Perhaps you rushed your incentive plan design. Perhaps your business landscape changed suddenly (ex: you switched to a new pricing model, you had to recall a product, etc.). Perhaps financial planning failed and projections were totally unrealistic.

Regardless, what’s very clear is that your sales quotas are totally off. Sales is blaming finance, and finance is blaming sales. Sales representatives feel like management has no idea what they are going through or capable of selling. Your VP of Finance feels like there is no consistency in terms of closing deals. It’s a nightmare – you know that your company is going to suffer financially because of over-payment; or you may have some serious churn to deal with because of under-payment.

So what do you do?

Short-term fixes

To fix the problem, you only have two short-term options:

  • Announce new SPIFFs to patch holes in your incentive program
  • Have the courage to let the team know you’ve updated quotas

Let’s face it, businesses operate in dynamic environments where sales are easily impacted – a competitor went out of business, a lasting outage killed the product, a new pricing model caused major issues, etc. Sales leaders should have the courage to announce real-time changes to quotas, and for example state that: “As you know, our main competitor has just gone out of business. We’ve decided that increasing quotas was the right thing to do because your commissions exist to reward true performance. Be assured that, had there been a product issue on our end, we would have done the opposite and lowered quotas.”. Here is another version: “We try to accurately predict what we can sell but failed. We set our quotas too high, and we realize how much this could impact you – financially, but also your motivation and commitment to this company. We’ve decided it made sense to revisit quotas immediately instead of waiting for the end of the quarter. We don’t expect to do this again in the future, though.”.

Long-term fixes

To fix the issue long term, consider the following strategies:

  • Give yourself sufficient time to design commission plans – they are too important to be rushed
  • Consider increasing plan periods from monthly to quarterly – so that goals are more predictable
  • Design your quotas so that at least 70% of your representatives will meet the bar
  • Run multiple simulations to verify your models – you’ll need a software solution which supports this
  • Cross-validate payouts across different territories, seniority levels, job titles, etc.
  • Communicate to everyone the general logic used to set quotas
  • Get feedback from sales leaders before announcing new quotas
  • Make sure your plan includes provisions allowing you to make future changes
  • Avoid incentive designs where no commission gets paid under a given threshold

More on the last point.
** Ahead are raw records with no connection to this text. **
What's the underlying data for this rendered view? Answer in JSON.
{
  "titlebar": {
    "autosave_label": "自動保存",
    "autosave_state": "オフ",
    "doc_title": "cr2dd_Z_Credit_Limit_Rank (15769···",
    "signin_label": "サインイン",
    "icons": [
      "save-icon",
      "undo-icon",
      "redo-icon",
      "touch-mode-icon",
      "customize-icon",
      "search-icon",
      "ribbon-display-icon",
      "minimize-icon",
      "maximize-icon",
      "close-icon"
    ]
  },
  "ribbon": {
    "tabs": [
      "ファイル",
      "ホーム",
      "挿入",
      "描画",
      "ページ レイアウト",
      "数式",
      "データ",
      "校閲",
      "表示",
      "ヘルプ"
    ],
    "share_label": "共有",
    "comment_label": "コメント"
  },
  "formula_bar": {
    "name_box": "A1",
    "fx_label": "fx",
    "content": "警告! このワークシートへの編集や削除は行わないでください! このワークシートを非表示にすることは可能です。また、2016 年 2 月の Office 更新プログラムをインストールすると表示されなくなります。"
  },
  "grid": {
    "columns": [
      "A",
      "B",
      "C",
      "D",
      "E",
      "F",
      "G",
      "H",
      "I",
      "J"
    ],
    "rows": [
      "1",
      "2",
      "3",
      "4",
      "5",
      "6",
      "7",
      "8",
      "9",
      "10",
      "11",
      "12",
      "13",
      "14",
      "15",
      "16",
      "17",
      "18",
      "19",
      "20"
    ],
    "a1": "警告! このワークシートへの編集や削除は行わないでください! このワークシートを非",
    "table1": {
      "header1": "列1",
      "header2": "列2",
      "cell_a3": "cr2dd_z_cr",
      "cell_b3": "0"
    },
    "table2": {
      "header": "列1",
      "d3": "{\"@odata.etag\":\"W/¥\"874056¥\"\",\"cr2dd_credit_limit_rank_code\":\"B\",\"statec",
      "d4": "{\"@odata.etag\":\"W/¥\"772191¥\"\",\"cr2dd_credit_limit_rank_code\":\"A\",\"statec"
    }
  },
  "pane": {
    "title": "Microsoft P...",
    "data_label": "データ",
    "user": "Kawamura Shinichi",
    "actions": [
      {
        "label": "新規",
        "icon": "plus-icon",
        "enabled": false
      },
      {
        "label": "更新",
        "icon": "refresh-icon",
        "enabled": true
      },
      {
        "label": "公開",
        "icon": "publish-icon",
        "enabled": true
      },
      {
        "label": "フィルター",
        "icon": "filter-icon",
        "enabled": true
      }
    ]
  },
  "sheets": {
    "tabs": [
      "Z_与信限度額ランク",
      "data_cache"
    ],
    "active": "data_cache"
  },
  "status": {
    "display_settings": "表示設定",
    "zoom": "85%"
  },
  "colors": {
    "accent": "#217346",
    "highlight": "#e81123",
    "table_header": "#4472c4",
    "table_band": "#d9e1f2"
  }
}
Consider the following schedule:
– Under a $1.2 million quota, 0% of revenue
– After a $1.2 million quota, 8% of revenue

If your $1.2 million quota threshold happens to be incorrect, a lot of employees won’t be paid any commission! It’s just safer to consider alternative schedules such as:
– Under a $1.2 million quota, 2% of revenue
– After a $1.2 million quota, 7% of revenue

At least you’ve got a reassurance that, if you did screw up, you’re not going to end up with a sales force where virtually everyone is starving.

Conclusion
It’s normal for quotas to be incorrect. No-one can accurately predict the future. What matters is how you mitigate risk and respond to the situation. Playing the blame game is not a solution. What you need is automation to let you accurately estimate and manage commissions.